The other morning, I spoke of positivity—which is a good thing—and the problem of “positivity at all costs,” what is called “toxic positivity,” of ignoring reality and shutting out the unpleasant, the sorrowful, the suffering. Rachel shows us that we need that awareness sometimes, we need to be in communication with reality even when it’s sad, even when it’s difficult, even when we want it all to go away, because that may be what saves us. When a hand reaches out, we need to see it in order to take it. We need to lift one another up not metaphorically but in actuality. We need to do more than say pretty words, we need to follow through.

God guarantees us newness, a home when we are in exile. In the face of death, there is life. When nothing seems possible, when we march to Babylon, there is something new on the horizon—God’s promise continues from generation to generation to this very day. We need this message more than ever at the beginning of the year.

Sometimes it can seem that God’s promise has disappeared. We’ve been conditioned to think what is possible has to be humanly available. But God refuses to be banished from the text. God is not bound by what is humanly possible.

Where we are now is not the last word. Jeremiah tells us that where you are in your life today is not the last word on where you will be. When they say it’s impossible, God says, watch me.
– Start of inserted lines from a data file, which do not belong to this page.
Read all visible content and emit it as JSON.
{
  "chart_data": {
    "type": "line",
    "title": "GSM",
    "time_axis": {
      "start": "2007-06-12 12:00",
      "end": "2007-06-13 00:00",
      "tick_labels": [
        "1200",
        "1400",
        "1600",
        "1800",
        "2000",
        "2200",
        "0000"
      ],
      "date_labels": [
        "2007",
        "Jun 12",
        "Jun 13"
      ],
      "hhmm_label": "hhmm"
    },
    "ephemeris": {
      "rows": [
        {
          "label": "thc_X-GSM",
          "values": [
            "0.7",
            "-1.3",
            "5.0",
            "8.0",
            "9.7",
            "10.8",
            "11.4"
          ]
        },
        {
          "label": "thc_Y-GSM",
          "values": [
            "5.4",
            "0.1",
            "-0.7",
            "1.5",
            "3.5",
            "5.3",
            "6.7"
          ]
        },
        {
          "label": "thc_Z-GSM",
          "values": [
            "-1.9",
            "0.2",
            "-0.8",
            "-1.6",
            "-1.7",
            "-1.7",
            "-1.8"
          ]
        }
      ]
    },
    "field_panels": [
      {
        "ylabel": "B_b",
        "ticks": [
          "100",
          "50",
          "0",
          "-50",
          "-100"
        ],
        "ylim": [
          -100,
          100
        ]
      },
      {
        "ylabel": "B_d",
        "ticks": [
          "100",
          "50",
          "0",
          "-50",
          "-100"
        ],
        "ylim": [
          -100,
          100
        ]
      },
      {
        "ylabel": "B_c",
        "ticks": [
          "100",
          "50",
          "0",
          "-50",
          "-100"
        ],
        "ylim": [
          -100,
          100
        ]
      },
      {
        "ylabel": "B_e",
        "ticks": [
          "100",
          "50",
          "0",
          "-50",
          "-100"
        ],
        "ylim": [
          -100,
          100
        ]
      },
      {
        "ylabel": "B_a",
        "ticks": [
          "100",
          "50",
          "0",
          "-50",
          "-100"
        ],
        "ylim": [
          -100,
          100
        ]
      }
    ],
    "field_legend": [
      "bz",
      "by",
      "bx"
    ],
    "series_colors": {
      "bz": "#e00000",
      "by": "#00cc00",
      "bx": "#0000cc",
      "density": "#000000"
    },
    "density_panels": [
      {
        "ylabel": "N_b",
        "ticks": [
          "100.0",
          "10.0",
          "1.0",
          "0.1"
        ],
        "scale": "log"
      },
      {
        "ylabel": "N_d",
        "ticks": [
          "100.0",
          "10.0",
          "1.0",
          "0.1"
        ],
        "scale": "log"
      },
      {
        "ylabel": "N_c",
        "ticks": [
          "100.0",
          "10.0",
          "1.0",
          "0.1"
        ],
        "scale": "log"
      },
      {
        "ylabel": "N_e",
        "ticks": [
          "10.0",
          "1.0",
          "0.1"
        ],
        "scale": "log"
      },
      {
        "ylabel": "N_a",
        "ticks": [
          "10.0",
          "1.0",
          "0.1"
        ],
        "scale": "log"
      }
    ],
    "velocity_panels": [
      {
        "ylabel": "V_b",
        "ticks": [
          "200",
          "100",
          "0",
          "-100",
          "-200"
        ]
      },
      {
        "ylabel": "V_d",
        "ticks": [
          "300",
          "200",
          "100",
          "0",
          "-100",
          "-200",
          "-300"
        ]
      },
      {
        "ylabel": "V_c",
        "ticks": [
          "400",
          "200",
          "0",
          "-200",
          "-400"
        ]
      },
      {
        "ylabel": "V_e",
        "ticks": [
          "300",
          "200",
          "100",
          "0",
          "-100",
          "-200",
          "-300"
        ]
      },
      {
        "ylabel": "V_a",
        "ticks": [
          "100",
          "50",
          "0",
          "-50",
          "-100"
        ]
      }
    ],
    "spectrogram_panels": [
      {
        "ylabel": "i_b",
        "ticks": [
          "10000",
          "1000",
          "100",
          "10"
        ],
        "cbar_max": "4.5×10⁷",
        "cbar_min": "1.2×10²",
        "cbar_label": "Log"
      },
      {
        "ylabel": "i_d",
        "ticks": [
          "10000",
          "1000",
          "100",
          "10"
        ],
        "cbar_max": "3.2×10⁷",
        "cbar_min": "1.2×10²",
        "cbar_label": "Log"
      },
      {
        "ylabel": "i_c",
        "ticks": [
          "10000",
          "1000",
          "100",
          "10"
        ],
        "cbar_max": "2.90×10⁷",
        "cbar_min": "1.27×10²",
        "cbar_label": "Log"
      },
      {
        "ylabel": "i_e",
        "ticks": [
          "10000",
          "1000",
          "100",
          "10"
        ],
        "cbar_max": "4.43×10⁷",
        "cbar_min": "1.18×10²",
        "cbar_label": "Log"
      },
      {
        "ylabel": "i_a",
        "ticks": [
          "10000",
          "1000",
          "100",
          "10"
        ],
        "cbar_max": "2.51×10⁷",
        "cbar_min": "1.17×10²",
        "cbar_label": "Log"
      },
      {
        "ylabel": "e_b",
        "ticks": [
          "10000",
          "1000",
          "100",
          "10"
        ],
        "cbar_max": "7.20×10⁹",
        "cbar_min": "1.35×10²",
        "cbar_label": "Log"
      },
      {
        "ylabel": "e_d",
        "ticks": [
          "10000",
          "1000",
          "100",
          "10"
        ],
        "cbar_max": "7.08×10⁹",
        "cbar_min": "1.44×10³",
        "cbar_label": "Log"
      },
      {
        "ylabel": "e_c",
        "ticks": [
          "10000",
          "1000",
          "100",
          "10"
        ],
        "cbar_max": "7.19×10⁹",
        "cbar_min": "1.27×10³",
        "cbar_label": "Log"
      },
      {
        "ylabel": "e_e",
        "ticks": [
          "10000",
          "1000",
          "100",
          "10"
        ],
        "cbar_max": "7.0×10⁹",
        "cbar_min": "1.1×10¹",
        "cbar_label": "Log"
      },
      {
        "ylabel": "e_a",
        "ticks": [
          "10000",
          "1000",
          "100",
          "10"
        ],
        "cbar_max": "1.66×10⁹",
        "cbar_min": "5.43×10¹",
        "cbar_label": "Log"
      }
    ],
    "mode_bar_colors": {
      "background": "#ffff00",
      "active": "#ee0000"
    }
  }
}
When they say Israel can’t be restored, look where we are. This haftarah says, don’t trust what the world says is possible, that leads to anxiety and despair.

The question you need to ask is: are you in Jerusalem, or are you in Babylon? We all need a homecoming—and that doesn’t happen without reaching our hands to one another like the Talmudic rabbis and lifting each other up. Life can begin again, but with real hope, effort, and follow through, not merely empty platitudes.

The last will become first. The desert will run with water and in the end, with the power of Rachel’s tears, not one exile will be lost.